Why did you get married and have children if you knew it wasn't who you were? I ask this because I'm in the same position as your ex wife. I am she only with 3 children to whom my ExH ripped to shreds when I accidentally walked in on him playing dress up. It wasn't fair to me that he took away the best years of my life living a lie.
Gaia
Member Offline
Anonymous wrote:I guess this is more of a comment than a question, and it's a stupid one at that.

When I notice someone who I think may be transgender, I tend to take a longer look at them than I would someone else. It's not general curiousity, but specifically curiousity about their gender. It bothers me that I do this - I don't want to seem like I'm staring, or make someone uncomfortable, or do anything that is unkind or cruel in any way. I think it is my mind's way of trying to categorize, in the same way I take a longer look at anything else when I can't place it in the "correct" mental box at first glance. Again, it bothers me that I do this, but taking a second look seems to happen automatically.

What, in your position, do you make of this? Do you notice people doing this with you at times? If so, is it uncomfortable for you? If so, how can someone like me do something that eases that discomfort? A smile? I REALLY don't mean to be offensive.

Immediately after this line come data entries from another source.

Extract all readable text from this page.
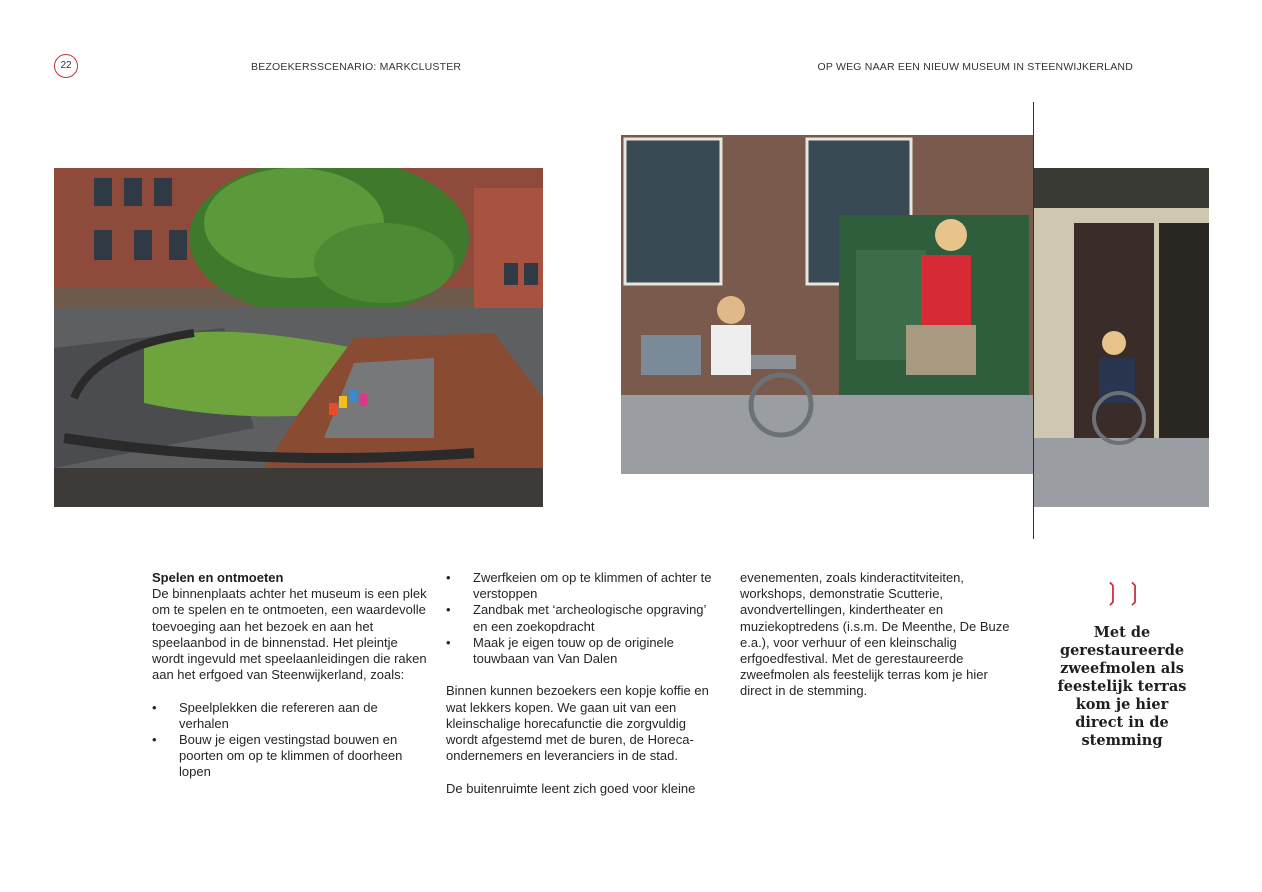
22	BEZOEKERSSCENARIO: MARKCLUSTER	OP WEG NAAR EEN NIEUW MUSEUM IN STEENWIJKERLAND

Spelen en ontmoeten

De binnenplaats achter het museum is een plek om te spelen en te ontmoeten, een waardevolle toevoeging aan het bezoek en aan het speelaanbod in de binnenstad. Het pleintje wordt ingevuld met speelaanleidingen die raken aan het erfgoed van Steenwijkerland, zoals:

• Speelplekken die refereren aan de verhalen
• Bouw je eigen vestingstad bouwen en poorten om op te klimmen of doorheen lopen
• Zwerfkeien om op te klimmen of achter te verstoppen
• Zandbak met ‘archeologische opgraving’ en een zoekopdracht
• Maak je eigen touw op de originele touwbaan van Van Dalen

Binnen kunnen bezoekers een kopje koffie en wat lekkers kopen. We gaan uit van een kleinschalige horecafunctie die zorgvuldig wordt afgestemd met de buren, de Horeca-ondernemers en leveranciers in de stad.

De buitenruimte leent zich goed voor kleine

evenementen, zoals kinderactitviteiten, workshops, demonstratie Scutterie, avondvertellingen, kindertheater en muziekoptredens (i.s.m. De Meenthe, De Buze e.a.), voor verhuur of een kleinschalig erfgoedfestival. Met de gerestaureerde zweefmolen als feestelijk terras kom je hier direct in de stemming.

❳❳
Met de gerestaureerde zweefmolen als feestelijk terras kom je hier direct in de stemming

I notice, but I've never liked people to pay attention to me. Being in the spotlight, even before my transition, was difficult for me.

I can generally tell a curious stare from a hostile one and while I'd much rather take somebody being intrigued by me over one that makes me happy that looks can't kill, I still get uncomfortable. A smile would help, but not as much as realizing that you really don't need to know the gender or sex of that stranger. You wouldn't stare at an amputee, wondering about how they lost that limb, so please don't stare at me.